I had SUCH good intentions when I started this. I love to write but yet it's been a year.
Why? So many reasons.
The first is that we have gone through a lot healthwise and I have spent SO many hours in the kitchen trying to help us heal (cooking up a storm). I have spent hours researching, I have spent hours crying out to God for help. This summer, we finally found the GAPs diet which has put us on the road to recovery but also means I spend more time in the kitchen than I care to admit . . . like sometimes the entire weekend catching up from a busy week.
The second is that we have been passionately working to get CYT (Christian Youth Theater) to Milwaukee. It's a time consuming passion for us. I also teach for CYT and that is just FUN! Check out my blog for CYT Milwaukee.
The third reason is that sometimes I just don't even know how to begin with recording my life. Trials and hardships have arose and I never know how much to share. Some seems to private to share and I haven't felt that gentle nudge to disclose online like I have in the past.
A fourth reason is that my time at home has been more limited. I am finding myself out in the world a lot more and while I enjoy the opportunity to see face to face, it is draining to me. So much people time is draining for me as I know that my people skills need work so I am constantly on edge. My "down time" is usually spent in a book or tap dancing so I just don't get here as much as I'd like.
I mention all of this because of the second and fourth reason. WOW, I am really struggling during this time in my life. When my children were really young, I spent most of my time at home and began to feel I "had to get out". Then I'd get out and that was just exhausting with three young children. During almost three years of that phase of my life, SurvivorBoy was on chemo so it was particularly draining to take them out with one very ill.
Now I am always out and about and find myself wishing for more time at home. It made me realize that contentedness on earth can be elusive if we aren't careful.

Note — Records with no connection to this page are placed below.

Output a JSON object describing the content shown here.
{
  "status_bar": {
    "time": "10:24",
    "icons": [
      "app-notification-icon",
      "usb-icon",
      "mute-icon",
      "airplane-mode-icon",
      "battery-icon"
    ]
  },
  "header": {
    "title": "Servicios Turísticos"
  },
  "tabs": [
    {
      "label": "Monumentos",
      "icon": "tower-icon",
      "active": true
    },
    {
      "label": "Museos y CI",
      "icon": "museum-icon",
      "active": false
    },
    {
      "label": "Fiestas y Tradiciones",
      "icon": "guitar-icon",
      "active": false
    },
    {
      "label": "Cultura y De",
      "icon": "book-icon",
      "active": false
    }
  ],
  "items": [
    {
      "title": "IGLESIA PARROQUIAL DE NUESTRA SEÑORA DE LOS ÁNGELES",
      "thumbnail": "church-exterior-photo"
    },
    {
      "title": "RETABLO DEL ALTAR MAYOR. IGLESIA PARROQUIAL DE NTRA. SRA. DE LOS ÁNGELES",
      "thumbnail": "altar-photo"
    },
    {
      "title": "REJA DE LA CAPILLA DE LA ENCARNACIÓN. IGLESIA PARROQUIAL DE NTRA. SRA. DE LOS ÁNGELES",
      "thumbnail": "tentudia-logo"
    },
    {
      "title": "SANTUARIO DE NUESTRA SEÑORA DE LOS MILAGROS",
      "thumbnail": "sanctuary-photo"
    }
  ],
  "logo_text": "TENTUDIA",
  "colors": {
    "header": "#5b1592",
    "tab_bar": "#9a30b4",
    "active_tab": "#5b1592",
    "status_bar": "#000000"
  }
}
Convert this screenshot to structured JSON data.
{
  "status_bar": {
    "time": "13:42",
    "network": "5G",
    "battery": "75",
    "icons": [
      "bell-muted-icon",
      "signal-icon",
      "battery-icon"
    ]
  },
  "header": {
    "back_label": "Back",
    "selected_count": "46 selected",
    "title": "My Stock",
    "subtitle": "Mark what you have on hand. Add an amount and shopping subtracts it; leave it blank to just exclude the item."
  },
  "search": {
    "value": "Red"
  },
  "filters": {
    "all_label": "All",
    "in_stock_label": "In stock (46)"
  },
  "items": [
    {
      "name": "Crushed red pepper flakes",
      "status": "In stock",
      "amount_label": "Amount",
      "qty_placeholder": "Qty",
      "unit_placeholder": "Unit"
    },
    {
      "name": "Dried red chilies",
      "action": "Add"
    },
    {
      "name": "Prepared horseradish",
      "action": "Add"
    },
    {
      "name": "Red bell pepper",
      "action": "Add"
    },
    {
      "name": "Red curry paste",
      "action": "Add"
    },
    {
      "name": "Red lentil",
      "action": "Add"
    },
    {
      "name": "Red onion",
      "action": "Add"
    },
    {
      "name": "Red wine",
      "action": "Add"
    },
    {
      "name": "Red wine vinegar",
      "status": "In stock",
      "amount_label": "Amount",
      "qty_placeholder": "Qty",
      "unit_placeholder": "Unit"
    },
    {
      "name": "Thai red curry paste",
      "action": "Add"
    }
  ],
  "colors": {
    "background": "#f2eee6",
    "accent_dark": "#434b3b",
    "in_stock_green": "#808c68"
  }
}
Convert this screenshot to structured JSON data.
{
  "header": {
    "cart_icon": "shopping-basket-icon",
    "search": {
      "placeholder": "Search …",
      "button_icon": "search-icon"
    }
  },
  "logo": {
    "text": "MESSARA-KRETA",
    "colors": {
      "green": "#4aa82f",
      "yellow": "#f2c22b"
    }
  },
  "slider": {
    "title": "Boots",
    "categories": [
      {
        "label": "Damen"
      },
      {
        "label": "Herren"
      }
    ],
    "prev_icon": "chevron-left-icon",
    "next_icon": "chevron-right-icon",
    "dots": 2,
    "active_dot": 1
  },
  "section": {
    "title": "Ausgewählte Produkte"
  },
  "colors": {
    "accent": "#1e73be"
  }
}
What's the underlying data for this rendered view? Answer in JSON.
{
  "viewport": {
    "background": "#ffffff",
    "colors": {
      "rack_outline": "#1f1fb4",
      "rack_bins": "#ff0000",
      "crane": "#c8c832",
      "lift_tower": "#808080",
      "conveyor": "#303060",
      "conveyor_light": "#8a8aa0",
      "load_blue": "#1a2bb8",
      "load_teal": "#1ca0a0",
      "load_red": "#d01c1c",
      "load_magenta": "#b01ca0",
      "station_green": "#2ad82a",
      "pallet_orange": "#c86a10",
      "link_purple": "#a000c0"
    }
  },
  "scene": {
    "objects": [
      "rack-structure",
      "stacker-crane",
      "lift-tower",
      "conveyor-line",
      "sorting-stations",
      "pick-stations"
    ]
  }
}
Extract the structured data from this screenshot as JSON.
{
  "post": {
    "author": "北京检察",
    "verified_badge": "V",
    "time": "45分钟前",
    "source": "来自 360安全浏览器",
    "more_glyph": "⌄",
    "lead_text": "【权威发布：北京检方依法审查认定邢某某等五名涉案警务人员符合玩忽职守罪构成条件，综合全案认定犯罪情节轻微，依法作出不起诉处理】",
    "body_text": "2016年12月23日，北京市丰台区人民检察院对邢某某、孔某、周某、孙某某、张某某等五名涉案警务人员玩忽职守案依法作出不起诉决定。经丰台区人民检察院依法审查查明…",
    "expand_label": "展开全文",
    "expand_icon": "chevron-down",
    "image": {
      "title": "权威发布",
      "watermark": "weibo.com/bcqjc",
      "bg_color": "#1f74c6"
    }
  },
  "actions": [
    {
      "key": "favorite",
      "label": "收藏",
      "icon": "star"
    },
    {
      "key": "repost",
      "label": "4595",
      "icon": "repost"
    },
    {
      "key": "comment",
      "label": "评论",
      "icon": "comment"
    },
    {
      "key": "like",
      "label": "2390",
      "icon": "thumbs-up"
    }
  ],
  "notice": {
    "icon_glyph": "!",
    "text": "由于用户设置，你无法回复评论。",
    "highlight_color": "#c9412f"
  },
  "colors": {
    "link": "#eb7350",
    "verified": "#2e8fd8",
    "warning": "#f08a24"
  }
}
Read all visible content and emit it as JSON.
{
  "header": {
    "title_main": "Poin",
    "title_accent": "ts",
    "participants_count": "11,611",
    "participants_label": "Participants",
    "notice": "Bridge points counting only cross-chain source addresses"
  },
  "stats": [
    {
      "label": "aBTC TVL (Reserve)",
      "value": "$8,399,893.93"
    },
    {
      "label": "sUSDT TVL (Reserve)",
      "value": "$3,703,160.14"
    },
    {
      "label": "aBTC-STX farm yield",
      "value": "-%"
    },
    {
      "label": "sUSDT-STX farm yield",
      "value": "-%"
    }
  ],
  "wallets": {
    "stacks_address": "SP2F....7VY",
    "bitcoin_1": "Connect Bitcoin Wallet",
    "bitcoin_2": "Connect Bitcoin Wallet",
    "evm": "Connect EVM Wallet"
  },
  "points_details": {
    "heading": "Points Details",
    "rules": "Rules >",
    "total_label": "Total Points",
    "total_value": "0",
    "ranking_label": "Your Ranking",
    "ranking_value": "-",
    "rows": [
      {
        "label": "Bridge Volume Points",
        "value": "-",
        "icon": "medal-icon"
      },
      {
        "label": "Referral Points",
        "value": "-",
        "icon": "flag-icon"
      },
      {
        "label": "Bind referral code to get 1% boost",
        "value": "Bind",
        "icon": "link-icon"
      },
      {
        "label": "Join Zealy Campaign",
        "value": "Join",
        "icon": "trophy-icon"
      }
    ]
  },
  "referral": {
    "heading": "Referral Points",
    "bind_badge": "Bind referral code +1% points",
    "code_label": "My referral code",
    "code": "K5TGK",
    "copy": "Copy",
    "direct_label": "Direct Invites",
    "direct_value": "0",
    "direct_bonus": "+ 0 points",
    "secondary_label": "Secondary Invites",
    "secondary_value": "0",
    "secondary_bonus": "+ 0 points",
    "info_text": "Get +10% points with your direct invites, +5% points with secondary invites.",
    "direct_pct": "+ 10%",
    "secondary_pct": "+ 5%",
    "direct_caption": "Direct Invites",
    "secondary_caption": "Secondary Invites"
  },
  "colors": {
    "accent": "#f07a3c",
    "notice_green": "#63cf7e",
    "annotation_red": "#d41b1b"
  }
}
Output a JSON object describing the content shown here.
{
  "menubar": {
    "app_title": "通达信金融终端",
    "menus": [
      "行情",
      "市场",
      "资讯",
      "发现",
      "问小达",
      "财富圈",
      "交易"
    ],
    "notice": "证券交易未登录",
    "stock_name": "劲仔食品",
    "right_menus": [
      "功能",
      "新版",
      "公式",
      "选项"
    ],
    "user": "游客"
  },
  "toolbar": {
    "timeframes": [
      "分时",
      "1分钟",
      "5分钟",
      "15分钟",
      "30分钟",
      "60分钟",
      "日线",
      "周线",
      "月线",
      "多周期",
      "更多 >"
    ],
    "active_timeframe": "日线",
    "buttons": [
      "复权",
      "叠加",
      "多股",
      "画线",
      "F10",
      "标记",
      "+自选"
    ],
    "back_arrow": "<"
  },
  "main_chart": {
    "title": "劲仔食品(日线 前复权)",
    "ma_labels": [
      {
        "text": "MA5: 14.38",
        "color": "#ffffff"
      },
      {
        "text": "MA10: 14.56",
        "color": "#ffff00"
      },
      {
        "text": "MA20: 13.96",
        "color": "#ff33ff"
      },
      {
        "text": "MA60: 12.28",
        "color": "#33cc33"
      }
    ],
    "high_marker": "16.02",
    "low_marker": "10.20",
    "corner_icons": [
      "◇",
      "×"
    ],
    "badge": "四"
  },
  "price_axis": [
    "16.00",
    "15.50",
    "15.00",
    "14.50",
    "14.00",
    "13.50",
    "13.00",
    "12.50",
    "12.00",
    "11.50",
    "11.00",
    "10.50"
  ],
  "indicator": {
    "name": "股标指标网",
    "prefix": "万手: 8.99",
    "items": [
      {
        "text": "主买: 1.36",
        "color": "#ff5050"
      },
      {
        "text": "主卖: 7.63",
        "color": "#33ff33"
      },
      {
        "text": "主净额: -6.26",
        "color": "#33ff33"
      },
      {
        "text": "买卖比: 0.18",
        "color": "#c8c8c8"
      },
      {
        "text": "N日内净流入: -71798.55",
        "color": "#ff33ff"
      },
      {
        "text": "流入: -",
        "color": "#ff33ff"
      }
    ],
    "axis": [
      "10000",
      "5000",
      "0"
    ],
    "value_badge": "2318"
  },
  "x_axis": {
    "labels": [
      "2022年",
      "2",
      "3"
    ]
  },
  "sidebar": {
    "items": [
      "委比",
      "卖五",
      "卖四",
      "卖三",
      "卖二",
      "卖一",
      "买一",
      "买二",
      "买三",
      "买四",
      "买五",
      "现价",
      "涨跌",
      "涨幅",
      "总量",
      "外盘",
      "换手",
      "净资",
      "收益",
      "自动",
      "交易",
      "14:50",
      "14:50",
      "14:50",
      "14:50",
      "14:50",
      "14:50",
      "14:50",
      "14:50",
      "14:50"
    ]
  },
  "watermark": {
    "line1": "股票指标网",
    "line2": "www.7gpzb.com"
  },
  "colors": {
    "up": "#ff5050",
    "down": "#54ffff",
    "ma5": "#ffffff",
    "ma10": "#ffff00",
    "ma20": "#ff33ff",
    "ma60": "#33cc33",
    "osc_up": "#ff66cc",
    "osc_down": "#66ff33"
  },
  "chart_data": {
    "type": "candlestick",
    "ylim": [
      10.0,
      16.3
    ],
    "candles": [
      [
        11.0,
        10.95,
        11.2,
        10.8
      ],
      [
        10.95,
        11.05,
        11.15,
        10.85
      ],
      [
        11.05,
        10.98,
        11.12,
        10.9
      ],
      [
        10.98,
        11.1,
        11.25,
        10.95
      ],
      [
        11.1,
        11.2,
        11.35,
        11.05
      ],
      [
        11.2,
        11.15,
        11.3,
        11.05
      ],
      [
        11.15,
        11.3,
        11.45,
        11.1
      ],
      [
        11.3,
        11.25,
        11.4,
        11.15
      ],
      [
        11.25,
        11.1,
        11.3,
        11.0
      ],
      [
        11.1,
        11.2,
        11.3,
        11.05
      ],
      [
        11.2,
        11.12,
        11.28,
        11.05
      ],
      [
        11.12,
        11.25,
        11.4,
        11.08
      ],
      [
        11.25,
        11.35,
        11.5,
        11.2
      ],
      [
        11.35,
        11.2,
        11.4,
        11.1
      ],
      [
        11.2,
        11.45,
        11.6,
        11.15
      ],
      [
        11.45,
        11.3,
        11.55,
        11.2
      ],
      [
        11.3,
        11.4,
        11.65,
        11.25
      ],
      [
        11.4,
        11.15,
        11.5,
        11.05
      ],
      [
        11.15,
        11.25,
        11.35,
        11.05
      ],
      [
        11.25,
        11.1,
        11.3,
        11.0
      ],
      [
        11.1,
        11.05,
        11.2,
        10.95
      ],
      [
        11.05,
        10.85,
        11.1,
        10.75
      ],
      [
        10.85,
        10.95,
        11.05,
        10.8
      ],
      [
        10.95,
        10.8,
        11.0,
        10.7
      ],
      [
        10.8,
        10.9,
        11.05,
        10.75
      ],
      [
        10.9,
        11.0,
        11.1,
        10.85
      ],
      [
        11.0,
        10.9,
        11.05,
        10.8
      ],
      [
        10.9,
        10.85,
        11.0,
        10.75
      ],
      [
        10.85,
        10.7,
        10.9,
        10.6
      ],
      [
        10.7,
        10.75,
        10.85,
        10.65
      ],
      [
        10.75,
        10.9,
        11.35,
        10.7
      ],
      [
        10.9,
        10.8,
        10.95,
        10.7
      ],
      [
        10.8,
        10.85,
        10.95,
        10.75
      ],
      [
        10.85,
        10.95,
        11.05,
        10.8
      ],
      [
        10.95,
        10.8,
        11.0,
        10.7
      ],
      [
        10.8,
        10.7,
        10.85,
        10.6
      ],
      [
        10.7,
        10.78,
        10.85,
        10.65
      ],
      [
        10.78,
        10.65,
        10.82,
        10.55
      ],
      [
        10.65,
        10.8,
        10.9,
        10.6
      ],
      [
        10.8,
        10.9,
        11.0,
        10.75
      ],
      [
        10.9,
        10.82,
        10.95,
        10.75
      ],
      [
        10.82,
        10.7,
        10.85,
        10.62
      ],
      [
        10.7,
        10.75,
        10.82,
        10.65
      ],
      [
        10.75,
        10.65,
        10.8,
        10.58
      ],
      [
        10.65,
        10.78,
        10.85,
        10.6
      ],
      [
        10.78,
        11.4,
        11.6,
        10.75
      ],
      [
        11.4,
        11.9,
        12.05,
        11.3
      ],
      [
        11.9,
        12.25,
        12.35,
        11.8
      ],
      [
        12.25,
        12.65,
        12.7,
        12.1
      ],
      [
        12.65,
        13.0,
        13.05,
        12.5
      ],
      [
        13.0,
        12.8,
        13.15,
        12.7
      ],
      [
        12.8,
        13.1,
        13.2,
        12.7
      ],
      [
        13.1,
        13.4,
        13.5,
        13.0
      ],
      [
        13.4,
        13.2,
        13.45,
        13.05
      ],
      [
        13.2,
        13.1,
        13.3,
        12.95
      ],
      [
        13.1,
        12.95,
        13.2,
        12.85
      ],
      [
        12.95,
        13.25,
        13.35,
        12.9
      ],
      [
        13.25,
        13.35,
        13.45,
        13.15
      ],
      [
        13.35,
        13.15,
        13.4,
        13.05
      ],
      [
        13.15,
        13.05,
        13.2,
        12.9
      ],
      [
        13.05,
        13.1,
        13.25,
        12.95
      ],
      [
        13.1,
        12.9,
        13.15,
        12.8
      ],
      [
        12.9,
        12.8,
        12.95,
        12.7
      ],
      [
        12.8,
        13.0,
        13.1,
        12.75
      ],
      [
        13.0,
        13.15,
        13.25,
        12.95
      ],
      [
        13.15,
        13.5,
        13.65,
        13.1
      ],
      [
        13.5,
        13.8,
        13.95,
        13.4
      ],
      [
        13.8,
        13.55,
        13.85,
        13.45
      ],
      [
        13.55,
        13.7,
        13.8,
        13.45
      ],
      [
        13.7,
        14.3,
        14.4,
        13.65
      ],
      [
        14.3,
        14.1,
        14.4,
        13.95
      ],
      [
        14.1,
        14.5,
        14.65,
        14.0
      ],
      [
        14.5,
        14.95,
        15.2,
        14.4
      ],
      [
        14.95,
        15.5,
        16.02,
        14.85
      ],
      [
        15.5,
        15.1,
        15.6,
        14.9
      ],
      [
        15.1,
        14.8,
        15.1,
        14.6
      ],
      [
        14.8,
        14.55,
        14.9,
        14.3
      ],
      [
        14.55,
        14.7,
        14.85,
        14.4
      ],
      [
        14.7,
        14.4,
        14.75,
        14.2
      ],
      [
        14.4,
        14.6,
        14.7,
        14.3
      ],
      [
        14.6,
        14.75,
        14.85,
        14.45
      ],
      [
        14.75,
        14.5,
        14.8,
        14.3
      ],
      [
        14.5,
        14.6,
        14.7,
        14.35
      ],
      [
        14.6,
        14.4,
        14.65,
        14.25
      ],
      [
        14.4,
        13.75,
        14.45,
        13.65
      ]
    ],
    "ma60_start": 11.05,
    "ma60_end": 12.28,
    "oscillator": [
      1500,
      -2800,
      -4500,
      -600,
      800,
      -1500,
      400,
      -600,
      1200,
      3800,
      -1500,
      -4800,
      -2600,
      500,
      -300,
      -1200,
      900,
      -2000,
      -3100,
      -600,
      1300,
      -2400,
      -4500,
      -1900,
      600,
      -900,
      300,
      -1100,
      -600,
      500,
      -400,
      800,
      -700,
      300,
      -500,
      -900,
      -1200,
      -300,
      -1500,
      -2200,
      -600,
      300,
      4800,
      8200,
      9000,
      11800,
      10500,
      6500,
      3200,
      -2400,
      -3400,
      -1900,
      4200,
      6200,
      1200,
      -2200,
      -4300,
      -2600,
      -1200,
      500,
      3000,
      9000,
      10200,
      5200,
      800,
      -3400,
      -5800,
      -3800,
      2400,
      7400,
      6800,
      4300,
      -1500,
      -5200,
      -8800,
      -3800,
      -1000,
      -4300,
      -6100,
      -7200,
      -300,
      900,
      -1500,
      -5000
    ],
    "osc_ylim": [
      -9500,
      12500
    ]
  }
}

It made me realize that finding peace on earth can be difficult.
On one hand, that is good. We should never become to comfortable here. This is NOT our home. We should long for more but that more is not a bigger house, bigger car, more activities. NO. Our longing should be for Heaven and our longing should be to find ways to serve him on earth, investing in our future home!
On the other hand, I love the saying
"Yesterday is the past, tomorrow is the future, today is a gift--that is why it's called the present!"
It's with that attitude that I have been attempting to approach my life. I want to enjoy the moment, remembering my mistakes of the past and keeping an eye out for the future. Enjoying the present shouldn't mean serving our flesh, it means finding joy in the little things, smelling the roses, and being thankful for the things we've been given. God knows any one of us could end our life on earth at any time. I hope and pray daily that I am living my life in a way that is God honoring.